Student Question
How does the poem "Long Distance II" present the loss of a loved one?
Quick answer:
"Long Distance II" by Tony Harrison explores the enduring impact of loss by depicting how both the narrator and his father struggle to accept the deaths of loved ones. The father continues daily rituals as if his deceased wife is alive, and the narrator, despite acknowledging death's finality, keeps his father's contact details and calls his number, suggesting a reluctance to fully accept their absence. This behavior underscores the deep, unresolved grief both characters experience.
In "Long Distance II" by Tony Harrison, the loss of a loved one is presented as though that person is still around somewhere, even while the narrator bluntly acknowledges that "life ends with death, and that is all" (line 13). This is the line that makes the poem intriguing.
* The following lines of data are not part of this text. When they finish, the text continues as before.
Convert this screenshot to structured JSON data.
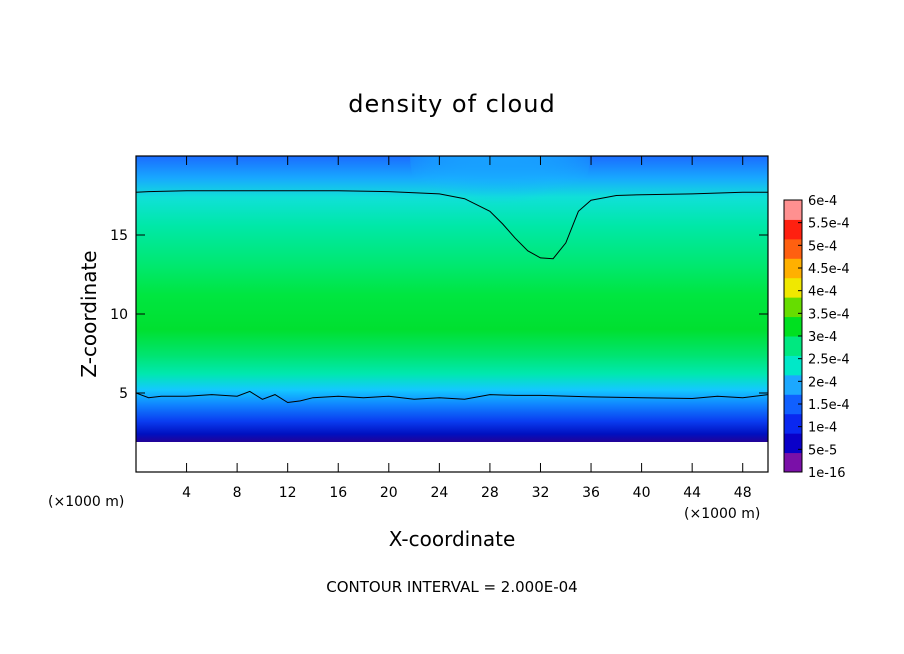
{
  "chart_data": {
    "type": "heatmap",
    "title": "density of cloud",
    "xlabel": "X-coordinate",
    "ylabel": "Z-coordinate",
    "x_unit": "(×1000 m)",
    "z_unit": "(×1000 m)",
    "xlim": [
      0,
      50
    ],
    "ylim": [
      0,
      20
    ],
    "x_ticks": [
      4,
      8,
      12,
      16,
      20,
      24,
      28,
      32,
      36,
      40,
      44,
      48
    ],
    "y_ticks": [
      5,
      10,
      15
    ],
    "colorbar": {
      "levels": [
        "1e-16",
        "5e-5",
        "1e-4",
        "1.5e-4",
        "2e-4",
        "2.5e-4",
        "3e-4",
        "3.5e-4",
        "4e-4",
        "4.5e-4",
        "5e-4",
        "5.5e-4",
        "6e-4"
      ],
      "colors": [
        "#7a10a8",
        "#0a00c8",
        "#0a28f0",
        "#1060ff",
        "#1ca8ff",
        "#00e8c8",
        "#00e880",
        "#00e020",
        "#66dd00",
        "#f0e800",
        "#ffb000",
        "#ff6010",
        "#ff2010",
        "#ff9090"
      ]
    },
    "contour_interval_text": "CONTOUR INTERVAL = 2.000E-04",
    "contour_level": 0.0002,
    "contours": [
      {
        "x": [
          0,
          1,
          4,
          8,
          12,
          16,
          20,
          24,
          26,
          28,
          29,
          30,
          31,
          32,
          33,
          34,
          35,
          36,
          38,
          40,
          44,
          48,
          50
        ],
        "y": [
          17.7,
          17.75,
          17.8,
          17.8,
          17.8,
          17.8,
          17.75,
          17.6,
          17.3,
          16.5,
          15.7,
          14.8,
          14.0,
          13.55,
          13.5,
          14.5,
          16.5,
          17.2,
          17.5,
          17.55,
          17.6,
          17.7,
          17.7
        ]
      },
      {
        "x": [
          0,
          1,
          2,
          4,
          6,
          8,
          9,
          10,
          11,
          12,
          13,
          14,
          16,
          18,
          20,
          22,
          24,
          26,
          28,
          30,
          32,
          36,
          40,
          44,
          46,
          48,
          50
        ],
        "y": [
          5.0,
          4.7,
          4.8,
          4.8,
          4.9,
          4.8,
          5.1,
          4.6,
          4.9,
          4.4,
          4.5,
          4.7,
          4.8,
          4.7,
          4.8,
          4.6,
          4.7,
          4.6,
          4.9,
          4.85,
          4.85,
          4.75,
          4.7,
          4.65,
          4.8,
          4.7,
          4.9
        ]
      }
    ]
  }
}
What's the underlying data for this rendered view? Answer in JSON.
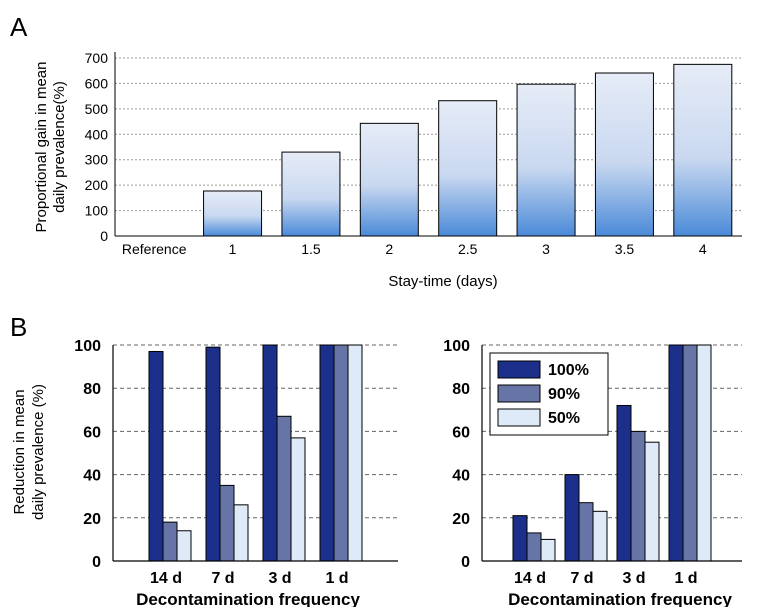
{
  "panels": {
    "a_letter": "A",
    "b_letter": "B"
  },
  "colors": {
    "a_bar_top": "#e6ecf7",
    "a_bar_bottom": "#4a8ad8",
    "b_100": "#1c2f8a",
    "b_90": "#6675a6",
    "b_50": "#deeaf8"
  },
  "chart_data": [
    {
      "id": "A",
      "type": "bar",
      "categories": [
        "Reference",
        "1",
        "1.5",
        "2",
        "2.5",
        "3",
        "3.5",
        "4"
      ],
      "values": [
        0,
        177,
        330,
        443,
        532,
        597,
        641,
        675
      ],
      "xlabel": "Stay-time (days)",
      "ylabel": "Proportional gain in mean daily prevalence(%)",
      "ylabel_lines": [
        "Proportional gain in mean",
        "daily prevalence(%)"
      ],
      "ylim": [
        0,
        700
      ],
      "yticks": [
        0,
        100,
        200,
        300,
        400,
        500,
        600,
        700
      ],
      "grid": true
    },
    {
      "id": "B-left",
      "type": "bar",
      "categories": [
        "14 d",
        "7 d",
        "3 d",
        "1 d"
      ],
      "series": [
        {
          "name": "100%",
          "values": [
            97,
            99,
            100,
            100
          ]
        },
        {
          "name": "90%",
          "values": [
            18,
            35,
            67,
            100
          ]
        },
        {
          "name": "50%",
          "values": [
            14,
            26,
            57,
            100
          ]
        }
      ],
      "xlabel": "Decontamination frequency",
      "ylabel": "Reduction in mean daily prevalence (%)",
      "ylabel_lines": [
        "Reduction in mean",
        "daily prevalence (%)"
      ],
      "ylim": [
        0,
        100
      ],
      "yticks": [
        0,
        20,
        40,
        60,
        80,
        100
      ],
      "grid": true
    },
    {
      "id": "B-right",
      "type": "bar",
      "categories": [
        "14 d",
        "7 d",
        "3 d",
        "1 d"
      ],
      "series": [
        {
          "name": "100%",
          "values": [
            21,
            40,
            72,
            100
          ]
        },
        {
          "name": "90%",
          "values": [
            13,
            27,
            60,
            100
          ]
        },
        {
          "name": "50%",
          "values": [
            10,
            23,
            55,
            100
          ]
        }
      ],
      "xlabel": "Decontamination frequency",
      "ylim": [
        0,
        100
      ],
      "yticks": [
        0,
        20,
        40,
        60,
        80,
        100
      ],
      "grid": true,
      "legend": "top-left"
    }
  ]
}
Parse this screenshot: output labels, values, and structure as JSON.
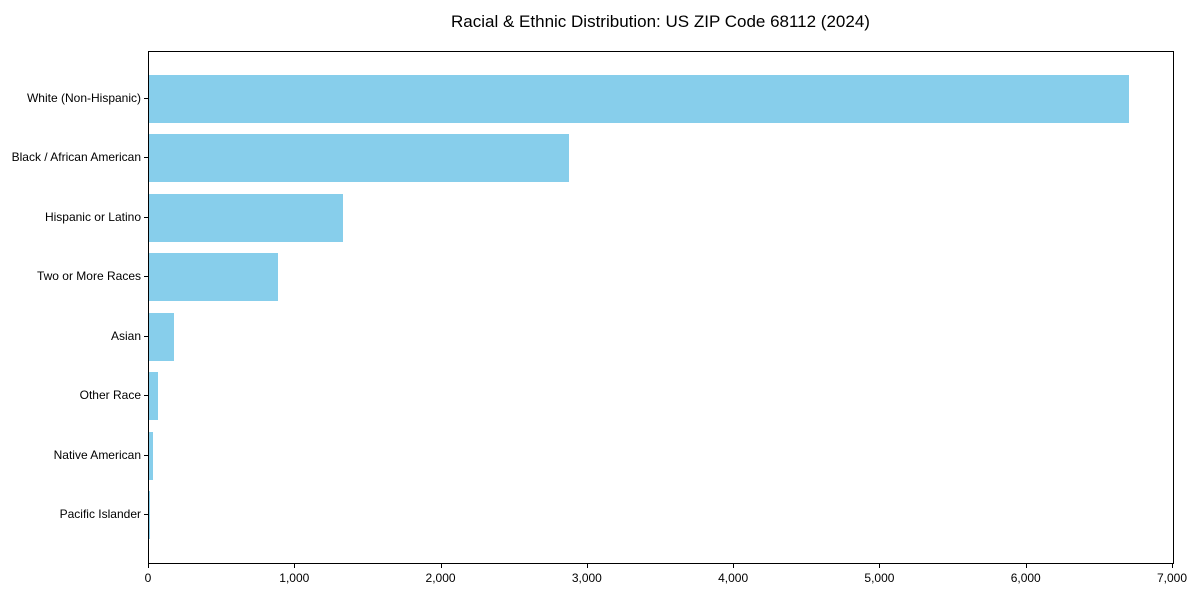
{
  "title": "Racial & Ethnic Distribution: US ZIP Code 68112 (2024)",
  "colors": {
    "bar": "#87CEEB",
    "axis": "#000000",
    "text": "#000000",
    "background": "#FFFFFF"
  },
  "chart_data": {
    "type": "bar",
    "orientation": "horizontal",
    "title": "Racial & Ethnic Distribution: US ZIP Code 68112 (2024)",
    "categories": [
      "White (Non-Hispanic)",
      "Black / African American",
      "Hispanic or Latino",
      "Two or More Races",
      "Asian",
      "Other Race",
      "Native American",
      "Pacific Islander"
    ],
    "values": [
      6700,
      2870,
      1325,
      885,
      170,
      60,
      25,
      5
    ],
    "xlabel": "",
    "ylabel": "",
    "xlim": [
      0,
      7000
    ],
    "xticks": [
      0,
      1000,
      2000,
      3000,
      4000,
      5000,
      6000,
      7000
    ],
    "xtick_labels": [
      "0",
      "1,000",
      "2,000",
      "3,000",
      "4,000",
      "5,000",
      "6,000",
      "7,000"
    ],
    "grid": false,
    "legend": null,
    "bar_color": "#87CEEB"
  }
}
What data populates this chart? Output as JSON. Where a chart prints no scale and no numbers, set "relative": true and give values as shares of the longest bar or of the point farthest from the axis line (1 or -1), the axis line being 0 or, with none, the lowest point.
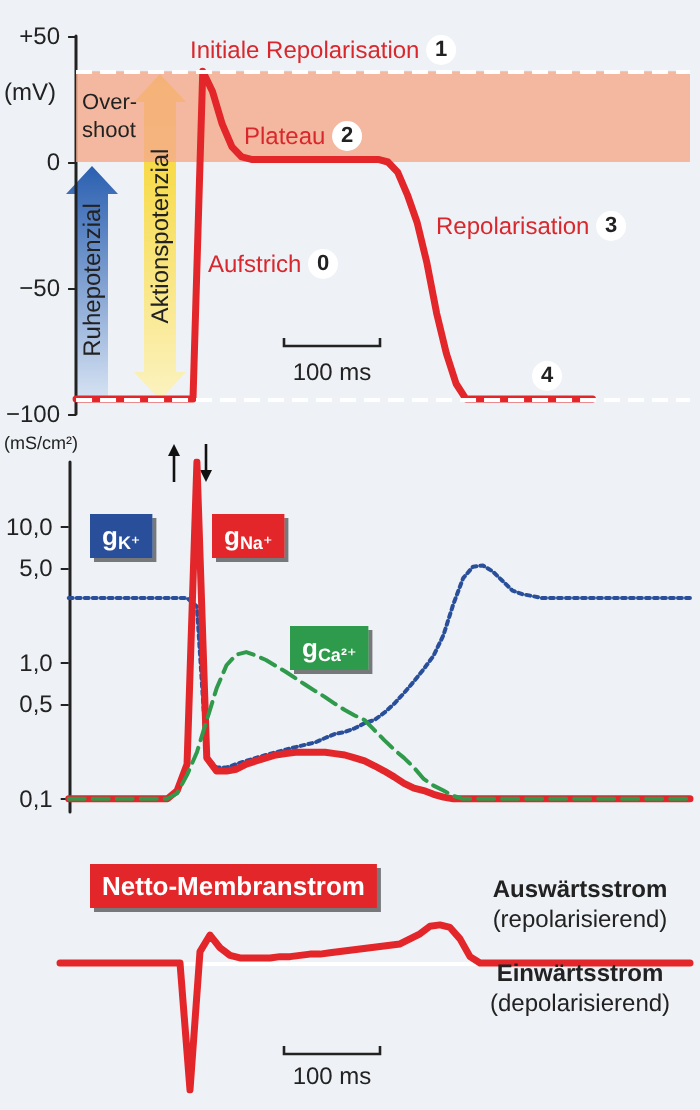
{
  "chart_data": [
    {
      "type": "line",
      "ylabel": "(mV)",
      "tick_labels": "y",
      "categories": [
        null,
        null,
        null,
        null,
        null,
        null,
        null,
        null,
        null,
        null,
        null,
        null,
        null,
        null,
        null,
        null,
        null,
        null,
        null,
        null,
        null,
        null,
        null,
        null,
        null,
        null,
        null,
        null,
        null,
        null,
        null,
        null,
        null,
        null,
        null,
        null,
        null,
        null,
        null,
        null,
        null,
        null,
        null,
        null,
        null,
        null,
        null,
        null,
        null,
        null,
        null,
        null,
        null,
        null,
        null,
        null,
        null,
        null,
        null,
        null,
        null,
        null,
        null,
        null
      ],
      "ylim": [
        -100,
        50
      ],
      "yticks": [
        {
          "value": -100,
          "label": "−100"
        },
        {
          "value": -50,
          "label": "−50"
        },
        0,
        {
          "value": 50,
          "label": "+50"
        }
      ],
      "series": [
        {
          "color": "#e3262a",
          "values": [
            -94,
            -94,
            -94,
            -94,
            -94,
            -94,
            -94,
            -94,
            -94,
            -94,
            -94,
            -94,
            -94,
            36,
            28,
            15,
            6,
            2,
            1,
            1,
            1,
            1,
            1,
            1,
            1,
            1,
            1,
            1,
            1,
            1,
            1,
            1,
            0,
            -4,
            -13,
            -24,
            -40,
            -60,
            -76,
            -88,
            -94,
            -94,
            -94,
            -94,
            -94,
            -94,
            -94,
            -94,
            -94,
            -94,
            -94,
            -94,
            -94,
            -94,
            null,
            null,
            null,
            null,
            null,
            null,
            null,
            null,
            null,
            null
          ]
        }
      ],
      "bands": [
        {
          "axis": "y",
          "from": 0,
          "to": 36,
          "label": "Over-\nshoot",
          "color": "#f4ab8c"
        }
      ],
      "ref_lines": [
        {
          "axis": "y",
          "value": 36,
          "color": "#ffffff",
          "line_style": "dashed"
        },
        {
          "axis": "y",
          "value": -94,
          "color": "#ffffff",
          "line_style": "dashed"
        }
      ],
      "annotations": [
        "Initiale Repolarisation 1",
        "Plateau 2",
        "Aufstrich 0",
        "Repolarisation 3",
        "4",
        "100 ms",
        "Ruhepotenzial",
        "Aktionspotenzial"
      ]
    },
    {
      "type": "line",
      "ylabel": "(mS/cm²)",
      "tick_labels": "y",
      "log": true,
      "categories": [
        null,
        null,
        null,
        null,
        null,
        null,
        null,
        null,
        null,
        null,
        null,
        null,
        null,
        null,
        null,
        null,
        null,
        null,
        null,
        null,
        null,
        null,
        null,
        null,
        null,
        null,
        null,
        null,
        null,
        null,
        null,
        null,
        null,
        null,
        null,
        null,
        null,
        null,
        null,
        null,
        null,
        null,
        null,
        null,
        null,
        null,
        null,
        null,
        null,
        null,
        null,
        null,
        null,
        null,
        null,
        null,
        null,
        null,
        null,
        null,
        null,
        null,
        null,
        null
      ],
      "ylim": [
        0.08,
        30
      ],
      "yticks": [
        {
          "value": 0.1,
          "label": "0,1"
        },
        {
          "value": 0.5,
          "label": "0,5"
        },
        {
          "value": 1,
          "label": "1,0"
        },
        {
          "value": 5,
          "label": "5,0"
        },
        {
          "value": 10,
          "label": "10,0"
        }
      ],
      "series": [
        {
          "name": "g$_{K⁺}$",
          "color": "#2a4f9a",
          "line_style": "dotted",
          "values": [
            3,
            3,
            3,
            3,
            3,
            3,
            3,
            3,
            3,
            3,
            3,
            3,
            3,
            2.6,
            0.2,
            0.17,
            0.17,
            0.18,
            0.19,
            0.2,
            0.21,
            0.22,
            0.23,
            0.24,
            0.25,
            0.26,
            0.28,
            0.3,
            0.31,
            0.33,
            0.36,
            0.38,
            0.43,
            0.5,
            0.6,
            0.73,
            0.9,
            1.13,
            1.6,
            2.7,
            4.2,
            5.1,
            5.2,
            4.7,
            4,
            3.4,
            3.2,
            3.1,
            3,
            3,
            3,
            3,
            3,
            3,
            3,
            3,
            3,
            3,
            3,
            3,
            3,
            3,
            3,
            3
          ]
        },
        {
          "name": "g$_{Na⁺}$",
          "color": "#e3262a",
          "line_style": "solid",
          "values": [
            0.1,
            0.1,
            0.1,
            0.1,
            0.1,
            0.1,
            0.1,
            0.1,
            0.1,
            0.1,
            0.1,
            0.115,
            0.18,
            30,
            0.2,
            0.16,
            0.16,
            0.165,
            0.18,
            0.19,
            0.2,
            0.21,
            0.215,
            0.22,
            0.22,
            0.22,
            0.22,
            0.215,
            0.21,
            0.2,
            0.19,
            0.175,
            0.16,
            0.145,
            0.13,
            0.12,
            0.115,
            0.108,
            0.103,
            0.1,
            0.1,
            0.1,
            0.1,
            0.1,
            0.1,
            0.1,
            0.1,
            0.1,
            0.1,
            0.1,
            0.1,
            0.1,
            0.1,
            0.1,
            0.1,
            0.1,
            0.1,
            0.1,
            0.1,
            0.1,
            0.1,
            0.1,
            0.1,
            0.1
          ]
        },
        {
          "name": "g$_{Ca²⁺}$",
          "color": "#2f9a4b",
          "line_style": "dashed",
          "values": [
            0.1,
            0.1,
            0.1,
            0.1,
            0.1,
            0.1,
            0.1,
            0.1,
            0.1,
            0.1,
            0.1,
            0.11,
            0.15,
            0.22,
            0.38,
            0.65,
            0.96,
            1.15,
            1.2,
            1.13,
            1.05,
            0.95,
            0.86,
            0.77,
            0.69,
            0.62,
            0.56,
            0.5,
            0.45,
            0.41,
            0.38,
            0.32,
            0.27,
            0.23,
            0.2,
            0.17,
            0.14,
            0.125,
            0.115,
            0.105,
            0.1,
            0.1,
            0.1,
            0.1,
            0.1,
            0.1,
            0.1,
            0.1,
            0.1,
            0.1,
            0.1,
            0.1,
            0.1,
            0.1,
            0.1,
            0.1,
            0.1,
            0.1,
            0.1,
            0.1,
            0.1,
            0.1,
            0.1,
            0.1
          ]
        }
      ]
    },
    {
      "type": "line",
      "relative": true,
      "tick_labels": false,
      "categories": [
        null,
        null,
        null,
        null,
        null,
        null,
        null,
        null,
        null,
        null,
        null,
        null,
        null,
        null,
        null,
        null,
        null,
        null,
        null,
        null,
        null,
        null,
        null,
        null,
        null,
        null,
        null,
        null,
        null,
        null,
        null,
        null,
        null,
        null,
        null,
        null,
        null,
        null,
        null,
        null,
        null,
        null,
        null,
        null,
        null,
        null,
        null,
        null,
        null,
        null,
        null,
        null,
        null,
        null,
        null,
        null,
        null,
        null,
        null,
        null,
        null,
        null,
        null,
        null
      ],
      "series": [
        {
          "name": "Netto-Membranstrom",
          "color": "#e3262a",
          "values": [
            0,
            0,
            0,
            0,
            0,
            0,
            0,
            0,
            0,
            0,
            0,
            0,
            0,
            -1,
            0.09,
            0.22,
            0.12,
            0.06,
            0.04,
            0.04,
            0.04,
            0.04,
            0.05,
            0.05,
            0.06,
            0.07,
            0.07,
            0.08,
            0.09,
            0.1,
            0.11,
            0.12,
            0.13,
            0.14,
            0.15,
            0.19,
            0.23,
            0.29,
            0.3,
            0.28,
            0.19,
            0.05,
            0,
            0,
            0,
            0,
            0,
            0,
            0,
            0,
            0,
            0,
            0,
            0,
            0,
            0,
            0,
            0,
            0,
            0,
            0,
            0,
            0,
            0
          ]
        }
      ],
      "annotations": [
        "Auswärtsstrom\n(repolarisierend)",
        "Einwärtsstrom\n(depolarisierend)",
        "100 ms"
      ]
    }
  ]
}
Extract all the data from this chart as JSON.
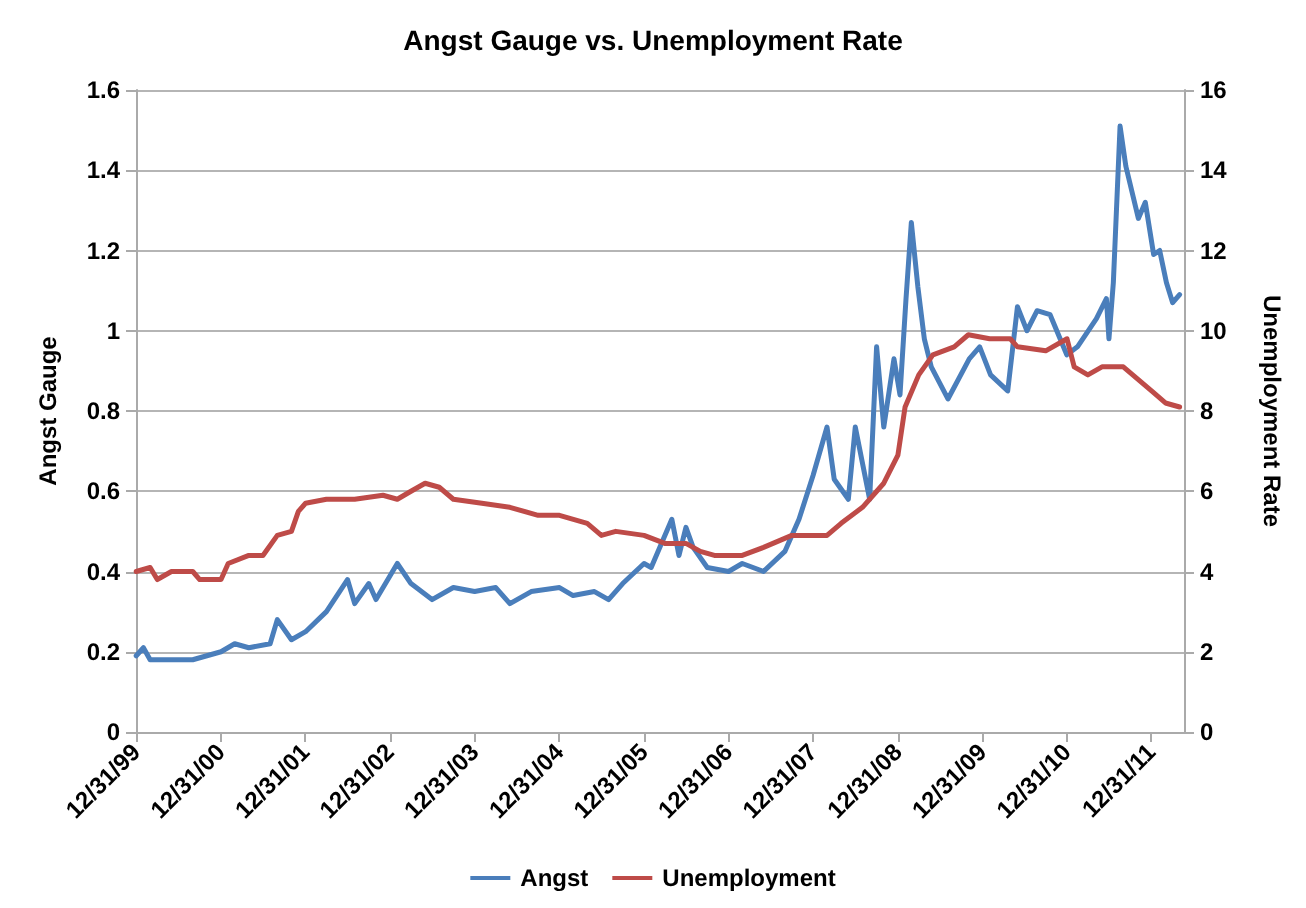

He has watched his father, even two years after the death of his mother, behaving as though "she’d just popped out to get the tea" (12). His father had kept her slippers warm, "put hot water bottles her side of the bed / and still went to renew her transport pass" (2-4). All the same, he'd hide these signs of of his "still raw love" before he'd allow his son to visit, as though his odd behaviors were a "crime" (8).
At the end of the poem, we learn that the narrator has also lost his father now, but even while he says he believes "life ends with death," he has written his father's name and number in his new black leather phone book" and he still calls it (15-6), suggesting that he is either unable to accept that his father is gone or it's simply easier for him to go on pretending that his father is alive--somewhere.